The front-man and President was Charles LaFara of Oklahoma.
Initially it used the name 99/4 Home Computer Users-Group Inc but the incorporated nature of the group was not widely publicised.
A founding purpose was the exchange of programs between members, either on a 2 for 1 (later 4 for 1) or cash basis.
The Group did not make any claims to program copyright. The IUG however treated all submissions as copyright by the submitter, and therefore not to be copied by others without the submitters written consent. Submission was not treated as abandoning the writers copyright and the programs did not become public domain by the act of submission.
They did put in a great effort on cataloging the programs and treated their program descriptions and the catalog as having their copyright. The librarian was Guy Steffen Romano.
In exchange for a dual rate subscription which was introduced in 1982, members could use the library, obtain a newsletter, and receive larger or smaller discounts off commercial products.
An IUG Newsletter was published as follows: 1980-2 issues; 1981-8 issues; 1982-6 issues; 1983-2 issues.
Enthusiast 99 (ISSN 0737-9013) was published from May 1983 to May/June 1984 and comprised of just seven issues, four in 1983 and three in 1984.
In 1985 the User Group was bankrupt. he IUG had net assets of $17,865.92, and after preferential creditors of $12,441.35, that left just $5424.57 to meet the winding up costs and non-preferential creditors totaling $79,390.55.
The software library was bought by the President of the Central Oklahoma 99ers User Group.

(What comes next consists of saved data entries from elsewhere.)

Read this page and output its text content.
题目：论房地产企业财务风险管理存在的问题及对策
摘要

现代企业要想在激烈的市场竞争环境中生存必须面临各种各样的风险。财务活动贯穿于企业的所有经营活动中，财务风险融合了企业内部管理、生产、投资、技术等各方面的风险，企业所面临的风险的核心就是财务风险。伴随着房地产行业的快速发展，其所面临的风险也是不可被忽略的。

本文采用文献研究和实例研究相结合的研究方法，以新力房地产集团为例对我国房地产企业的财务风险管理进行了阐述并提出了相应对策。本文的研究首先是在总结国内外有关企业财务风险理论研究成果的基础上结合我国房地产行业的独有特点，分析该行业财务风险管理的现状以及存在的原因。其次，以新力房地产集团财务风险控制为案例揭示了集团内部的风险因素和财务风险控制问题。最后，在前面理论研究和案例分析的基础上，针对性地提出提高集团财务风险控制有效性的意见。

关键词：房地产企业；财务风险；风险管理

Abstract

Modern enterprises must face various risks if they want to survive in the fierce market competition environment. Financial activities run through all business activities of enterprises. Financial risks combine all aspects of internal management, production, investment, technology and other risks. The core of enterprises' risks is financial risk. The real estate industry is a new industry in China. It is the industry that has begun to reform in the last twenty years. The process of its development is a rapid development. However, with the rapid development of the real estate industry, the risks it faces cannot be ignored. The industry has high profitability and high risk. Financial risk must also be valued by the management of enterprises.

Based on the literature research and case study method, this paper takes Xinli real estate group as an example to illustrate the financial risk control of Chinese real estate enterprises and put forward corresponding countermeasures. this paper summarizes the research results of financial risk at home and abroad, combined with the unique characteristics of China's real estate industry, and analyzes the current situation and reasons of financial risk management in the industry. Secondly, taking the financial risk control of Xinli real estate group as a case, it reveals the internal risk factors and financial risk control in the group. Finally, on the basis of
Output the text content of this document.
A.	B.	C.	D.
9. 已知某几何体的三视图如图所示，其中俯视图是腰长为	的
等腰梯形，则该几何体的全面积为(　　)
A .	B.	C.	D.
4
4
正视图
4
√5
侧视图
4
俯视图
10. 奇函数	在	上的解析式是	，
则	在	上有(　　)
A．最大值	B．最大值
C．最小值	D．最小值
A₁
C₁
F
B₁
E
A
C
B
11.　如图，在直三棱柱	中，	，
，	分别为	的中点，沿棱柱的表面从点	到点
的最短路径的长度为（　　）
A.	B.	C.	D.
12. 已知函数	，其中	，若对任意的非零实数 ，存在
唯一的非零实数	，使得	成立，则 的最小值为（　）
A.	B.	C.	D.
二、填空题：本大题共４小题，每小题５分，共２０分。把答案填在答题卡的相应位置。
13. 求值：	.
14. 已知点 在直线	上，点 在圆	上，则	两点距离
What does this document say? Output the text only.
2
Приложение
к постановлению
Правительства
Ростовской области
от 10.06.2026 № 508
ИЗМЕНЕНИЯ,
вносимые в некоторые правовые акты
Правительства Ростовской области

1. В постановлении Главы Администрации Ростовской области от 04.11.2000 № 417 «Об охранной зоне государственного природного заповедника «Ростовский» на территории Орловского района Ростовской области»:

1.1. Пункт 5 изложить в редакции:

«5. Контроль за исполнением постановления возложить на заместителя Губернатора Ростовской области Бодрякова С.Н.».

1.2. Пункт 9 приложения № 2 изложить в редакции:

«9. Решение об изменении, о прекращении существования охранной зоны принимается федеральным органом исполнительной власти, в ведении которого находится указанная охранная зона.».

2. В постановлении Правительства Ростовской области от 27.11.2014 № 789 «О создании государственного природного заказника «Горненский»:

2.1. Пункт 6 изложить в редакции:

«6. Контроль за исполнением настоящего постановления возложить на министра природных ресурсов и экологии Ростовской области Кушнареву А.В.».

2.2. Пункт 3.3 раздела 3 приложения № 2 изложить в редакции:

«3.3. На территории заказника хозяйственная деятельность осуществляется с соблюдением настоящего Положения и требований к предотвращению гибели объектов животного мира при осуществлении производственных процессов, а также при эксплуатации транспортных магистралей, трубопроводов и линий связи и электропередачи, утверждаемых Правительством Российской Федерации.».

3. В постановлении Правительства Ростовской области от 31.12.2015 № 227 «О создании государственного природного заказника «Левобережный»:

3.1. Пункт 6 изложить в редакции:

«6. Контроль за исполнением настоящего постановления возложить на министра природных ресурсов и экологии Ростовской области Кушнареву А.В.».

At this point the programs were described as public domain, but there is no record of the submitters giving their express consent to this.
Separately, Guy Stefan Romano published a software list (as Amnion Software Library) based upon the IUG list, charging a copying fee (for media, post, packing etc) and although an initial statement had been made that programs would not be amended, at some point they were compressed (by shortening variable names and removing rem lines- which in some cases removed the authors name which initially they required in rem statements at the program start). This compression reduced the storage room required and reduced the time to save to tape- useful if someone wanted a dozen programs on cassette.